Looking at second-quarter financial results, revenue and profit growth continued to improve compared to the first quarter and the same period in 2023, partly due to a low base effect and partly due to non-core profits from non-financial companies. Stocks with strong financial performance have attracted significant capital inflows, which is reflected in their valuations.

Source: SGI Capital

After peaking in the second quarter in terms of liquidity and the ability to attract cheap capital, trading value declined rapidly in July under selling pressure from foreign investors, insider selling, and issuance pressure. Investors’ cash balances decreased while margin loans increased to record levels. SGI Capital believes that a large portion of these margin loans may be borrowed by business owners and shareholders to fund other activities, indicating difficulty in accessing credit and resulting in their acceptance of high-interest rates (11-15% per annum) for short-term brokerage loans.

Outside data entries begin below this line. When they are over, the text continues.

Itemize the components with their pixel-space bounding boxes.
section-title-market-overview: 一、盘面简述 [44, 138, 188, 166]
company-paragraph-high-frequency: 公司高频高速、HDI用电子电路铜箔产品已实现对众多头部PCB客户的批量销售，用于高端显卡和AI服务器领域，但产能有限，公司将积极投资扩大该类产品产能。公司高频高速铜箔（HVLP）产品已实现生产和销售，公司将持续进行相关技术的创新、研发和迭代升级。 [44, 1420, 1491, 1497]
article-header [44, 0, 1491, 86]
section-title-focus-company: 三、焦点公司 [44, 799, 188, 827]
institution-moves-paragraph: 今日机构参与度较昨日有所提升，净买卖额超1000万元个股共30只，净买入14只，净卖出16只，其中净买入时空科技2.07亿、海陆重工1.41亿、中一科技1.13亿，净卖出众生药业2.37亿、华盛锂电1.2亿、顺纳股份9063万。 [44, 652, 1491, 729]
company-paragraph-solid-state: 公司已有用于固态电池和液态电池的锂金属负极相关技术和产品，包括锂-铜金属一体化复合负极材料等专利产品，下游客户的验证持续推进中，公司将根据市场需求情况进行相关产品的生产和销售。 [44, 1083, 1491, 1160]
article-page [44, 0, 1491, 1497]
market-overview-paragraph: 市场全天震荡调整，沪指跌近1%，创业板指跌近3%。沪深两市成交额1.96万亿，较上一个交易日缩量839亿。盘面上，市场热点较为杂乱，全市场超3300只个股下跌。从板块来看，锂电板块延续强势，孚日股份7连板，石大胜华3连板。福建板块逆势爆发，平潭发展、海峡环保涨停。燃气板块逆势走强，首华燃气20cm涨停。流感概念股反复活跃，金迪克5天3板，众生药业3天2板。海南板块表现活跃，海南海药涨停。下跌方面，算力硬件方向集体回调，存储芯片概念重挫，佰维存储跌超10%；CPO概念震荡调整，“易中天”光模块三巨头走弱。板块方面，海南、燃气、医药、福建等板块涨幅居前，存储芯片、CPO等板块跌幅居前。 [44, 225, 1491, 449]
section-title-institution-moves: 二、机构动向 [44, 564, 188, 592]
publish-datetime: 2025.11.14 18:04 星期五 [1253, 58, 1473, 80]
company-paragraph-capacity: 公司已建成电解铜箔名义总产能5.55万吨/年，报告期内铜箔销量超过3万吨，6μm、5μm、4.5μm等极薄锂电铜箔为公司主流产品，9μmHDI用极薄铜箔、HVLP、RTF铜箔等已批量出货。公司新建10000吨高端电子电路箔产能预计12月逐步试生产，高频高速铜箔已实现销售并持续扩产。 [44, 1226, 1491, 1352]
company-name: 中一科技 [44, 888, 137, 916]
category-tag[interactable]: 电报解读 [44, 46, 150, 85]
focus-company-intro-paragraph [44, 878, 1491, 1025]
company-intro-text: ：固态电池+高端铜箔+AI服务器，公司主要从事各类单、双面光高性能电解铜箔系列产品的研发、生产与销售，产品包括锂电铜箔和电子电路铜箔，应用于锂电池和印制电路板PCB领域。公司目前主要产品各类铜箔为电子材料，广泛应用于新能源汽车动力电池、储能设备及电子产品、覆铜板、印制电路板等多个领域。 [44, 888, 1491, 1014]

These margin loans do not guarantee low risk if the cash flow situation of these businesses and individuals remains challenging. A large-scale forced sale of pledged blocks would have a more negative impact on the overall market compared to margin calls for small retail investors. “What happened recently in the Japanese stock market or the Vietnamese stock market in 2022 is a warning when margin rates are high and market trends are unfavorable,” SGI Capital stated.

In the past month, up to 60% of stocks on the three exchanges fell more than 15% from their peaks. All 50 of the most actively traded stocks declined, with half falling more than 20%. This statistic highlights the challenges investors have faced in finding opportunities and avoiding losses recently. August is expected to be another difficult month as foreign capital outflows continue amid unchanged market liquidity.

According to SGI Capital, expectations for growth and reasonable valuations are currently supporting market confidence and making future valuations for many stocks more attractive. However, the quality of profits and growth prospects are threatened by the increasing risk of a global recession, necessitating caution and a larger discount for a safety margin when investing.

“Potential risks, both domestic and international, are likely to become more apparent in the coming months, leading to significant capital shifts and creating many opportunities for patient investors,” SGI Capital emphasized.